Job Wars

A fellow is fired over a joke about a minority group (vegans) made in private.

No, it’s not going to happen to us. Our farting jokes from 40 years ago and our quips about poor oppressed vegans will never be used against us to squeeze us out of jobs. Because we are good people. This only happens to bad folks.


7 thoughts on “Job Wars”

  1. I know you liked Spiked, but it’s not a reliable source. They like to distort facts and misrepresent evidence. If you follow their links, you will find this was not, as the magazine claims, a joke made in private, but an email sent as part of this person’s profession — he was responding to a pitch sent to him as part of his editorial duties.

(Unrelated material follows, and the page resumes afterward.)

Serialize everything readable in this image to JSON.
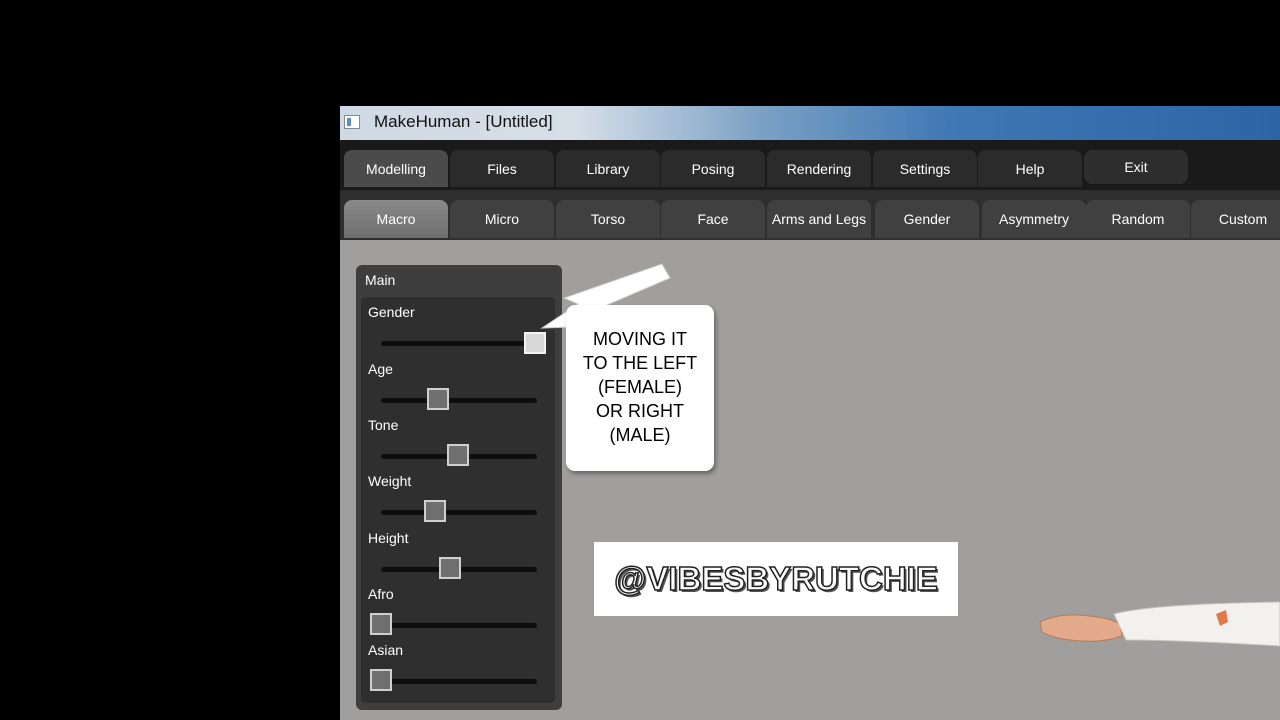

    This would be like you responding to a student. Though in one sense that is “private,” it is not at all private in the same way an email sent to, say, your sister or your husband would be.

    He attacked a client, in a pretty mean-spirited way. If this was not his first offense (and something tells me it wasn’t), then I’m not surprised he has been fired.

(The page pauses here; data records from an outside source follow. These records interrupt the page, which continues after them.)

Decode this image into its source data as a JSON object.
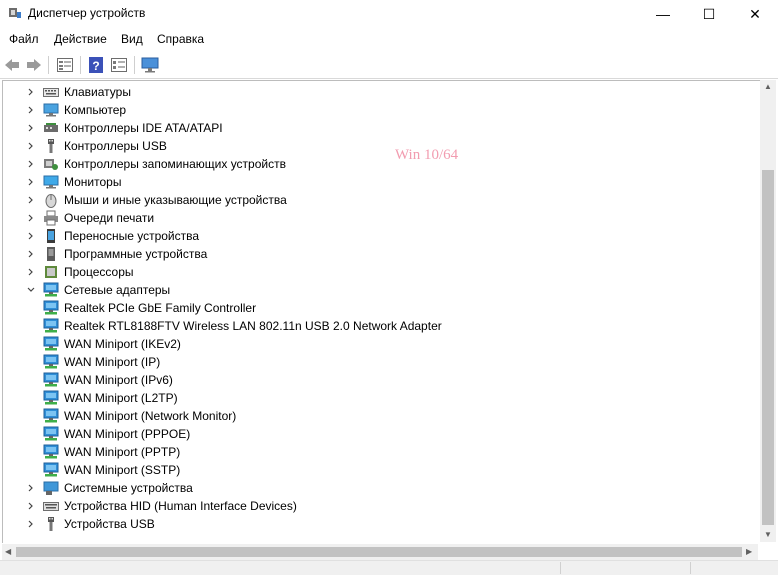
{
  "window": {
    "title": "Диспетчер устройств",
    "minimize": "—",
    "maximize": "☐",
    "close": "✕"
  },
  "menu": [
    "Файл",
    "Действие",
    "Вид",
    "Справка"
  ],
  "toolbar": [
    "back-icon",
    "forward-icon",
    "properties-icon",
    "help-icon",
    "view-icon",
    "monitor-icon"
  ],
  "watermark": "Win 10/64",
  "tree": [
    {
      "label": "Клавиатуры",
      "icon": "keyboard-icon",
      "level": 0,
      "expander": "collapsed"
    },
    {
      "label": "Компьютер",
      "icon": "computer-icon",
      "level": 0,
      "expander": "collapsed"
    },
    {
      "label": "Контроллеры IDE ATA/ATAPI",
      "icon": "ide-controller-icon",
      "level": 0,
      "expander": "collapsed"
    },
    {
      "label": "Контроллеры USB",
      "icon": "usb-icon",
      "level": 0,
      "expander": "collapsed"
    },
    {
      "label": "Контроллеры запоминающих устройств",
      "icon": "storage-controller-icon",
      "level": 0,
      "expander": "collapsed"
    },
    {
      "label": "Мониторы",
      "icon": "monitor-icon",
      "level": 0,
      "expander": "collapsed"
    },
    {
      "label": "Мыши и иные указывающие устройства",
      "icon": "mouse-icon",
      "level": 0,
      "expander": "collapsed"
    },
    {
      "label": "Очереди печати",
      "icon": "printer-icon",
      "level": 0,
      "expander": "collapsed"
    },
    {
      "label": "Переносные устройства",
      "icon": "portable-device-icon",
      "level": 0,
      "expander": "collapsed"
    },
    {
      "label": "Программные устройства",
      "icon": "software-device-icon",
      "level": 0,
      "expander": "collapsed"
    },
    {
      "label": "Процессоры",
      "icon": "processor-icon",
      "level": 0,
      "expander": "collapsed"
    },
    {
      "label": "Сетевые адаптеры",
      "icon": "network-adapter-icon",
      "level": 0,
      "expander": "expanded"
    },
    {
      "label": "Realtek PCIe GbE Family Controller",
      "icon": "network-adapter-icon",
      "level": 1,
      "expander": "none"
    },
    {
      "label": "Realtek RTL8188FTV Wireless LAN 802.11n USB 2.0 Network Adapter",
      "icon": "network-adapter-icon",
      "level": 1,
      "expander": "none"
    },
    {
      "label": "WAN Miniport (IKEv2)",
      "icon": "network-adapter-icon",
      "level": 1,
      "expander": "none"
    },
    {
      "label": "WAN Miniport (IP)",
      "icon": "network-adapter-icon",
      "level": 1,
      "expander": "none"
    },
    {
      "label": "WAN Miniport (IPv6)",
      "icon": "network-adapter-icon",
      "level": 1,
      "expander": "none"
    },
    {
      "label": "WAN Miniport (L2TP)",
      "icon": "network-adapter-icon",
      "level": 1,
      "expander": "none"
    },
    {
      "label": "WAN Miniport (Network Monitor)",
      "icon": "network-adapter-icon",
      "level": 1,
      "expander": "none"
    },
    {
      "label": "WAN Miniport (PPPOE)",
      "icon": "network-adapter-icon",
      "level": 1,
      "expander": "none"
    },
    {
      "label": "WAN Miniport (PPTP)",
      "icon": "network-adapter-icon",
      "level": 1,
      "expander": "none"
    },
    {
      "label": "WAN Miniport (SSTP)",
      "icon": "network-adapter-icon",
      "level": 1,
      "expander": "none"
    },
    {
      "label": "Системные устройства",
      "icon": "system-device-icon",
      "level": 0,
      "expander": "collapsed"
    },
    {
      "label": "Устройства HID (Human Interface Devices)",
      "icon": "hid-icon",
      "level": 0,
      "expander": "collapsed"
    },
    {
      "label": "Устройства USB",
      "icon": "usb-icon",
      "level": 0,
      "expander": "collapsed"
    }
  ]
}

    1. So I should be fired if I make a joke about vegans to students?

      Are you sure you never made a joke that somebody somewhere might decide to find offensive? Completely sure? Because you seem to support the idea of firing people because they make jokes somebody didn’t like.


      1. This guy’s job was as an editor of a food magazine and he responded to a potential pitch in a personal, mean-spirited and unprofessional way. I think firing him was a bit over the top, but I would certainly expect to be disciplined in some way for behaving like that in a professional capacity. I don’t think it is the same as making a joke about vegans to your students. (Although I do think that would be a bit unprofessional too.)


  2. “Vegans” a minority? Hey, I’m an eccentric, an oddball. How about I claim a “minority status” for myself?

    Personally I found his joke to be quite insipid, sophomoric, and moronic myself. Nonetheless the ethos of “freedom of speech/expression” should denote an unconditional acceptance of any kind of viewpoint/statement (whether serious or made in jest). If you don’t like it, you don’t have to read it, view it, or listen to it. Pretty simple formula there.


    1. Being rude to a client is grounds for discipline, I would think. It’s not an issue of “freedom of expression” – he has not been sent to prison, just fired, which is entirely within his employer’s rights.